Outcome Selling Is the Only Way Forward

Outcome Selling Is the Only Way Forward

96% of technology companies have a distinct Customer Success function in place. But only 27.2% measure the business outcomes and value that their solutions deliver to customers. As an industry, we’ve spent millions building out these incredibly important customer success capabilities and then we don’t make the effort to understand the benefits that our customers experience. Don’t you find this peculiar? Especially given that the single largest area of investment over the last decade has been on the creation and development of customer success functions. The question is how can you truly focus on your customer’s success if you don’t understand how your offers contribute to the achievement of what matters most to the people who buy them.

Outcome-Based B2B Sales

Why is this so important? It’s really simple. When you sell subscription and consumption based offers, your entire economic success depends on the customer getting the value they expect from their investment. It’s like a Netflix subscription; if you don’t experience value for your $8.99 per month, you’re not going to upgrade and you’re less likely to renew.

The difference in a B2B world is that each industry you sell to has different priority outcomes, and each company is at a different stage in their evolution and will have nuances about what matters most to them. And then, each individual buyer (or member of a buying committee) will have a different set of motives and priorities.
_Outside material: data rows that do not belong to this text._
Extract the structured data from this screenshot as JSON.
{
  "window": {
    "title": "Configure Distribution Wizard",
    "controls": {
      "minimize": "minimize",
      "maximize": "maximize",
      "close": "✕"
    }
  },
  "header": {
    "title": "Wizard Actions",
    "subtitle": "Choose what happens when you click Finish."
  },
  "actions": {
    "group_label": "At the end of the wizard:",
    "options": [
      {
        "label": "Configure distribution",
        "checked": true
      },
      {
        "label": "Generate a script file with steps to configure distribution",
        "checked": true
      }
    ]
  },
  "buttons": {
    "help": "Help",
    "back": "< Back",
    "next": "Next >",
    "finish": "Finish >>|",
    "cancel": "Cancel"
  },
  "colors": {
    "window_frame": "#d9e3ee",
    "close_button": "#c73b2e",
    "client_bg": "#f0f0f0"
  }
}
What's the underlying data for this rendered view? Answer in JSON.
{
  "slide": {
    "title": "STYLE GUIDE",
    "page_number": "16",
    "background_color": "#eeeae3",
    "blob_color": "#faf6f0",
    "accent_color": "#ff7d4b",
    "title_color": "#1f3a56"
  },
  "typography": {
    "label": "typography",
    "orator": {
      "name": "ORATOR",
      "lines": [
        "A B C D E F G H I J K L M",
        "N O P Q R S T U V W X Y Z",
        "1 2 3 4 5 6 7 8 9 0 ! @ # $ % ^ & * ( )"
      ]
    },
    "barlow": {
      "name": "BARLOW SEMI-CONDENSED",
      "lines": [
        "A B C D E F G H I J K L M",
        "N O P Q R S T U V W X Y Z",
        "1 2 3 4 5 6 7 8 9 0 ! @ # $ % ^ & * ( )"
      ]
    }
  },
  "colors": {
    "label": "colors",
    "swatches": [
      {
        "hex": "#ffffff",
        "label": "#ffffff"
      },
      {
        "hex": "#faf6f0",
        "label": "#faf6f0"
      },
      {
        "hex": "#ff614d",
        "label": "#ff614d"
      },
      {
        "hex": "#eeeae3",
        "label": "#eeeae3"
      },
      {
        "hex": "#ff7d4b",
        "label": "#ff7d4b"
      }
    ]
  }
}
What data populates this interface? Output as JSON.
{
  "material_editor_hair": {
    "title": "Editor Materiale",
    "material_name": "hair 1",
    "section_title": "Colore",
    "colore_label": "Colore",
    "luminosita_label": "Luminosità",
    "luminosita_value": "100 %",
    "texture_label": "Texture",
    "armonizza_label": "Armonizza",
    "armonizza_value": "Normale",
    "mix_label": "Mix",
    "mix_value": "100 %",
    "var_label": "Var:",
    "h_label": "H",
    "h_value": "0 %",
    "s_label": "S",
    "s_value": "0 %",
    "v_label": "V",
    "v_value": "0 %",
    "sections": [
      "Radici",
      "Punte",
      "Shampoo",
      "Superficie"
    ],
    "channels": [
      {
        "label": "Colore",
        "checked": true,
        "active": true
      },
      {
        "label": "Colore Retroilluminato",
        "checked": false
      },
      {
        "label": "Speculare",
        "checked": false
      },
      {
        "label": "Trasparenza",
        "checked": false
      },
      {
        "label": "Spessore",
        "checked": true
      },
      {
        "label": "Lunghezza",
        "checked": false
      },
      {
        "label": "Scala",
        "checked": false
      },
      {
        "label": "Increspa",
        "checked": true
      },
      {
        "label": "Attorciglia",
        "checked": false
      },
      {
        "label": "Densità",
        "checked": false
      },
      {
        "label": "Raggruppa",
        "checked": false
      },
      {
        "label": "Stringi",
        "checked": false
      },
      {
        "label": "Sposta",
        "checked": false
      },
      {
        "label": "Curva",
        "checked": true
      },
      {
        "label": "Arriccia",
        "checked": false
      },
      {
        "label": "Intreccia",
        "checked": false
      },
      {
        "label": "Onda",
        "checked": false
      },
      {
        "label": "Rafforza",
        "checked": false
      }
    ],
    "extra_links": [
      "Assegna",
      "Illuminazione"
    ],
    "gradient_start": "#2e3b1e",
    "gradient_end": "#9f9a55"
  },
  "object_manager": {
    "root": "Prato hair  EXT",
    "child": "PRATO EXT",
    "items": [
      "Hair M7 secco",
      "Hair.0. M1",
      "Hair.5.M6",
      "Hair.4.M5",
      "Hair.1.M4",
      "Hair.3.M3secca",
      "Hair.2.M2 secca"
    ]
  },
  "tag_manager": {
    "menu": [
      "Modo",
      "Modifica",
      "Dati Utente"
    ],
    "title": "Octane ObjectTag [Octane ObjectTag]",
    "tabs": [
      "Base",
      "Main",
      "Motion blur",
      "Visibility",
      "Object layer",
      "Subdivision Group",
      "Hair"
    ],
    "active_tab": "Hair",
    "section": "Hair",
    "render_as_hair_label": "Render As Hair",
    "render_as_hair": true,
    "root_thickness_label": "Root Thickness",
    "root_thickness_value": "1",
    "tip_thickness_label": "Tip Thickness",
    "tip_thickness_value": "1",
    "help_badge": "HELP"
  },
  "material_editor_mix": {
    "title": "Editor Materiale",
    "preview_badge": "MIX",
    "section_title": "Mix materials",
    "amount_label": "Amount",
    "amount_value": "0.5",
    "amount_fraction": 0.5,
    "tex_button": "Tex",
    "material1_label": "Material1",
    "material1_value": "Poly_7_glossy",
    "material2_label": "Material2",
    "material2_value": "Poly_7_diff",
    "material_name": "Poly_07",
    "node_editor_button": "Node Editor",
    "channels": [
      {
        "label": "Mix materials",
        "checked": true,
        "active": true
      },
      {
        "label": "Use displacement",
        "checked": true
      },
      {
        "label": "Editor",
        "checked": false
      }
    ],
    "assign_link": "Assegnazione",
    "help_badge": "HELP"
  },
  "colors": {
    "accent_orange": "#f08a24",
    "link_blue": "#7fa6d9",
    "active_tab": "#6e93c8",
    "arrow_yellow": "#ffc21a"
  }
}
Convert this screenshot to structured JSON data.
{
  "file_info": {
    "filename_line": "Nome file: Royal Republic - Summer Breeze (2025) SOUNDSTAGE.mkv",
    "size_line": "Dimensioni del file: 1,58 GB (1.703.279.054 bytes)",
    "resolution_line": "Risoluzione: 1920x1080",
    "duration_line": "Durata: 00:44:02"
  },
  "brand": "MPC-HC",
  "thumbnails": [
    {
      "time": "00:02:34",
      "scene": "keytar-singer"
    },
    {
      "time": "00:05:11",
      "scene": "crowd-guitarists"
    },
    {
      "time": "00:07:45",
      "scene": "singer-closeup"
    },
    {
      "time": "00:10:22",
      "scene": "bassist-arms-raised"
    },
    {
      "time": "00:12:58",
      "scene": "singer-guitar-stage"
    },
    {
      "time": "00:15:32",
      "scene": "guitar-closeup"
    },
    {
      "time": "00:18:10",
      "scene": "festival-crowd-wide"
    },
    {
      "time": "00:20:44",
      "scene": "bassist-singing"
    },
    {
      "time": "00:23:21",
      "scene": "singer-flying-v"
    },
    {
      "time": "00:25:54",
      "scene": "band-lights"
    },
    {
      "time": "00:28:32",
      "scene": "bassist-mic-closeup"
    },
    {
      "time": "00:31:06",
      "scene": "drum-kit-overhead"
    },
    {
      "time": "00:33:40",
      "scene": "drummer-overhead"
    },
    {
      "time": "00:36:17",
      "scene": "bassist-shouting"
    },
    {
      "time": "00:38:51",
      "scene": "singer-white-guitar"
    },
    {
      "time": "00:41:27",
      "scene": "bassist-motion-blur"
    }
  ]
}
So, assuming that you believe this, and you think you should do something about this, you have a choice:

  1. Do you wait until your CSM runs their “kick-off” call to ask them why they bought the solution that you’re now going to deliver to them?
  2. Or, do you start the process of understanding their priorities early in the sales process?

Imagine a world where all your customer-facing teams have access to all this information for each account and opportunity that they work. And then imagine how powerful the conversation is when you validate this with the customer:

outcomes questions

The industry data is pretty conclusive that the earlier you start this conversation with the customer the more positive impacts you will have on your key metrics:

  • Win rates increase significantly – on average by around 12 percentage points as a result of more clear differentiation and your ability to demonstrate a clear understanding of your customer’s business.
  • Average deal size goes up – average increases of 7 percent because your insight-led discovery process will broaden scope and position the value of your complete solution.

It also makes a big difference to the hand-off experience between pre-sales and post-sales. At the point where the deal is moved to “Closed Won” everyone understands why the customer has bought what they’ve bought and what they are looking to achieve from their investment. This has a hugely positive impact on accelerating their onboarding and getting to revenue more quickly.

We have 95% confidence in the statement that within the next three to five years it will be common practice for every technology company to capture the information outlined earlier in this blog. We believe that within this timeframe we will look back and ask why we didn't always do this. It's a bit like looking back and imagining a time when salespeople did not use their CRM tool to forecast opportunities – it's inconceivable how we used to do this in Excel.

The Shift From Solution Selling to Outcome Selling

When we used to sell technology as a one-off capital expenditure item with a support and maintenance contract, most of us used “Solution Selling”, which was incredibly effective at helping us to identify the pain points a company was experiencing. Having identified these pain points, we would then match the features and functions of our solution to address these needs.

Solution selling was all about asking “How can we help?” This new approach, which we refer to as Outcome Selling, is about saying “Here’s how we help!”

This is a move that leading technology firms are starting to prioritize. Companies like Microsoft and Autodesk are leading the charge. Kate Johnson, Microsoft’s US President, could not have been more clear when she said, “Delivering business outcomes to customers is Microsoft’s only sustainable competitive advantage.”

Many companies have small teams focused on value selling but it’s never really scaled. Also, a lot of companies are starting to really put marketing focus on outcomes. But generally, customer-facing staff are very uncomfortable moving away from their traditional conversations – largely because they don’t know what to say and don’t know how to start a different conversation.

One of the things we've observed is that traditional training and sales enablement methods are just not helping sellers to make the transition to be effective at having outcome-based conversations. Simply giving a salesperson a new PowerPoint deck and some virtual training is not providing what many sellers need to be effective.

In order to make this a sustained change, companies will need to make the capture of customers’ business outcomes a part of the standard sales process. If it's not policy, it remains optional and will rely on the goodwill of the individual sellers.